Einer ausdrücklichen Erwähnung von Patientenverfügungen, die unter bestimmten Voraussetzungen auch bei der Behandlung von untergebrachten Kranken verbindlich oder beachtlich sein können (vgl. Engel, Verbindliche Patientenverfügungen und die Behandlung untergebrachter Personen, iFamZ 2008, 18), bedarf es nicht.

Zu Z 33 (§ 37)

Auf die Erläuterungen zu § 35 sei verwiesen.

Zu Z 34 (§ 38)

Die Änderungen sind rechtstechnischer Natur. Zur Reduktion der Ausfertigungsfrist von acht auf sieben Tage siehe die Erläuterungen zu § 27.

Zu Z 35 (§ 38a)

Durch die Unterbringung wird in das Grundrecht des Menschen auf persönliche Freiheit nach Art. 5 EMRK und nach dem PersFrG eingegriffen. Obwohl manche Bestimmungen des Unterbringungsgesetzes den Anschein erwecken, dass eine gerichtliche Entscheidung nur zu ergehen hat, wenn die Unterbringung im Zeitpunkt der Entscheidung noch aufrecht ist (etwa die Bestimmungen darüber, dass die Unterbringung bei einer Unzulässigkeitsentscheidung sogleich aufzuheben ist: §§ 20 Abs. 2, 26 Abs. 3 und 29 Abs. 3), hat die Rechtsprechung im Lichte dieser verfassungsrechtlichen Vorgaben das Recht des Patienten bejaht, auch nach Beendigung der Unterbringung noch eine Entscheidung darüber zu begehren, ob die Unterbringung zulässig war (RIS-Justiz RS0071267 und RS0074575). Es fehlen allerdings Regeln darüber, welche Verfahrensvorschriften bei solchen nachträglichen Überprüfungsverfahren einzuhalten sind (vgl. Engel, Anpassungserfordernisse im Unterbringungsrecht – Eine Bestandsaufnahme aus Sicht eines Unterbringungsrichters, iFamZ 2007, 33).

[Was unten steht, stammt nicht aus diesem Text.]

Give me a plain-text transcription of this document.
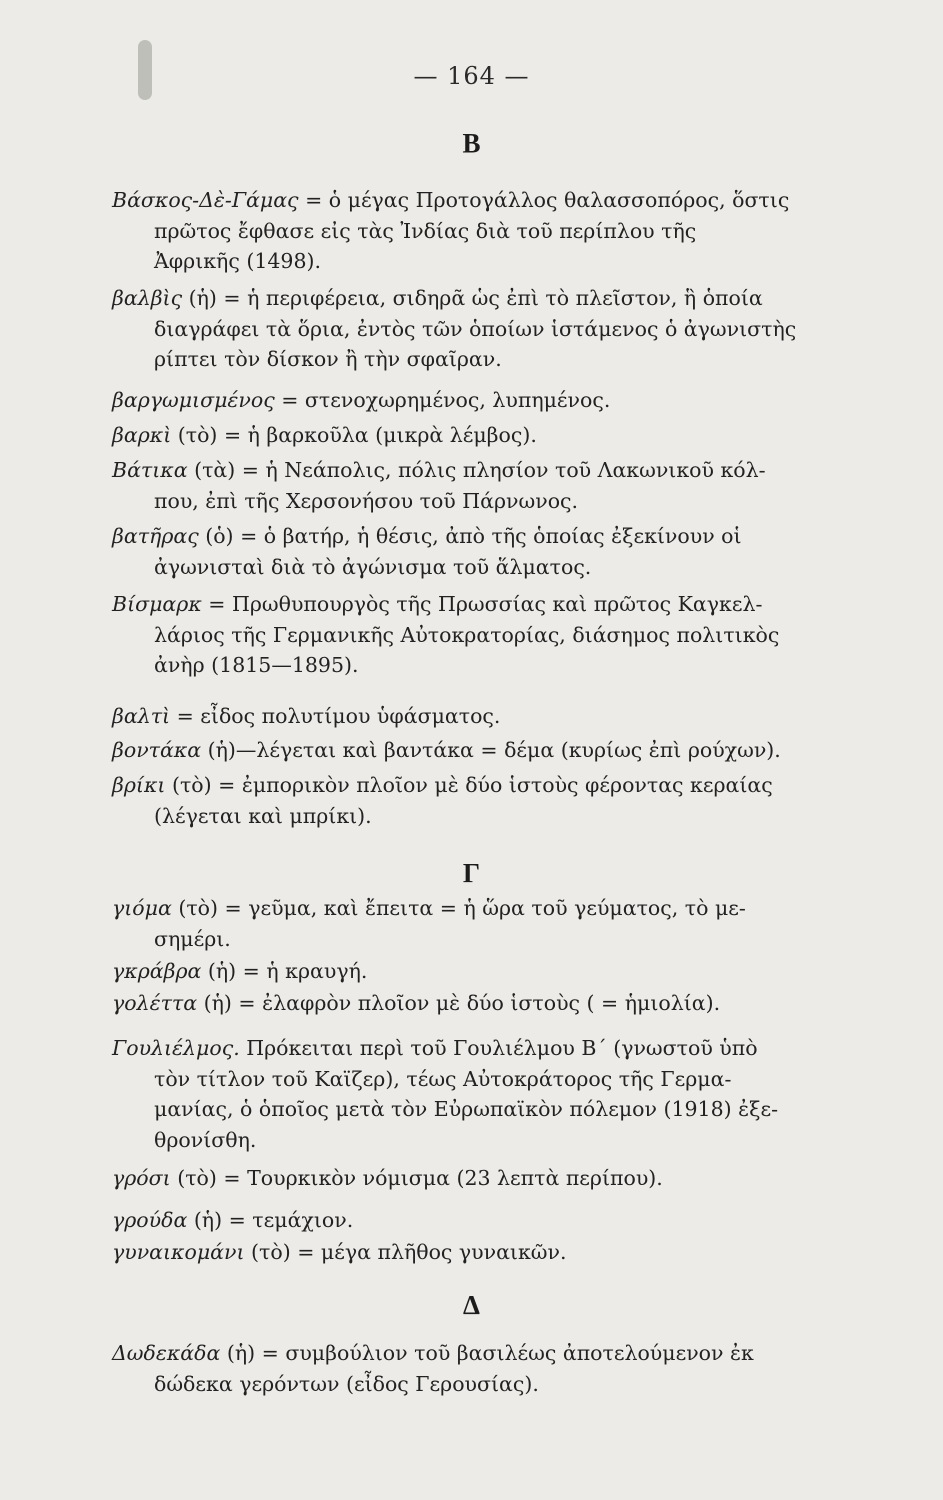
— 164 —
Β
Βάσκος-Δὲ-Γάμας = ὁ μέγας Προτογάλλος θαλασσοπόρος, ὅστις
πρῶτος ἔφθασε εἰς τὰς Ἰνδίας διὰ τοῦ περίπλου τῆς
Ἀφρικῆς (1498).
βαλβὶς (ἡ) = ἡ περιφέρεια, σιδηρᾶ ὡς ἐπὶ τὸ πλεῖστον, ἣ ὁποία
διαγράφει τὰ ὅρια, ἐντὸς τῶν ὁποίων ἱστάμενος ὁ ἀγωνιστὴς
ρίπτει τὸν δίσκον ἢ τὴν σφαῖραν.
βαργωμισμένος = στενοχωρημένος, λυπημένος.
βαρκὶ (τὸ) = ἡ βαρκοῦλα (μικρὰ λέμβος).
Βάτικα (τὰ) = ἡ Νεάπολις, πόλις πλησίον τοῦ Λακωνικοῦ κόλ-
που, ἐπὶ τῆς Χερσονήσου τοῦ Πάρνωνος.
βατῆρας (ὁ) = ὁ βατήρ, ἡ θέσις, ἀπὸ τῆς ὁποίας ἐξεκίνουν οἱ
ἀγωνισταὶ διὰ τὸ ἀγώνισμα τοῦ ἅλματος.
Βίσμαρκ = Πρωθυπουργὸς τῆς Πρωσσίας καὶ πρῶτος Καγκελ-
λάριος τῆς Γερμανικῆς Αὐτοκρατορίας, διάσημος πολιτικὸς
ἀνὴρ (1815—1895).
βαλτὶ = εἶδος πολυτίμου ὑφάσματος.
βοντάκα (ἡ)—λέγεται καὶ βαντάκα = δέμα (κυρίως ἐπὶ ρούχων).
βρίκι (τὸ) = ἐμπορικὸν πλοῖον μὲ δύο ἱστοὺς φέροντας κεραίας
(λέγεται καὶ μπρίκι).
Γ
γιόμα (τὸ) = γεῦμα, καὶ ἔπειτα = ἡ ὥρα τοῦ γεύματος, τὸ με-
σημέρι.
γκράβρα (ἡ) = ἡ κραυγή.
γολέττα (ἡ) = ἐλαφρὸν πλοῖον μὲ δύο ἱστοὺς ( = ἡμιολία).
Γουλιέλμος. Πρόκειται περὶ τοῦ Γουλιέλμου Β΄ (γνωστοῦ ὑπὸ
τὸν τίτλον τοῦ Καϊζερ), τέως Αὐτοκράτορος τῆς Γερμα-
μανίας, ὁ ὁποῖος μετὰ τὸν Εὐρωπαϊκὸν πόλεμον (1918) ἐξε-
θρονίσθη.
γρόσι (τὸ) = Τουρκικὸν νόμισμα (23 λεπτὰ περίπου).
γρούδα (ἡ) = τεμάχιον.
γυναικομάνι (τὸ) = μέγα πλῆθος γυναικῶν.
Δ
Δωδεκάδα (ἡ) = συμβούλιον τοῦ βασιλέως ἀποτελούμενον ἐκ
δώδεκα γερόντων (εἶδος Γερουσίας).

Da ein wirksamer Grundrechtsschutz voraussetzt, dass die Inhaber der Grundrechte von ihren Rechtsansprüchen auf einfache und allgemein zugängliche Weise Kenntnis erlangen können, soll das Antragsrecht nun ausdrücklich im Gesetz festgeschrieben werden. Von einer im Ministerialentwurf noch vorgesehenen Befristung nachträglicher Überprüfungsanträge wird Abstand genommen, um sicherzustellen, dass Bemühungen um eine außergerichtliche Klärung und Aufarbeitung ohne Zeitdruck erfolgen können.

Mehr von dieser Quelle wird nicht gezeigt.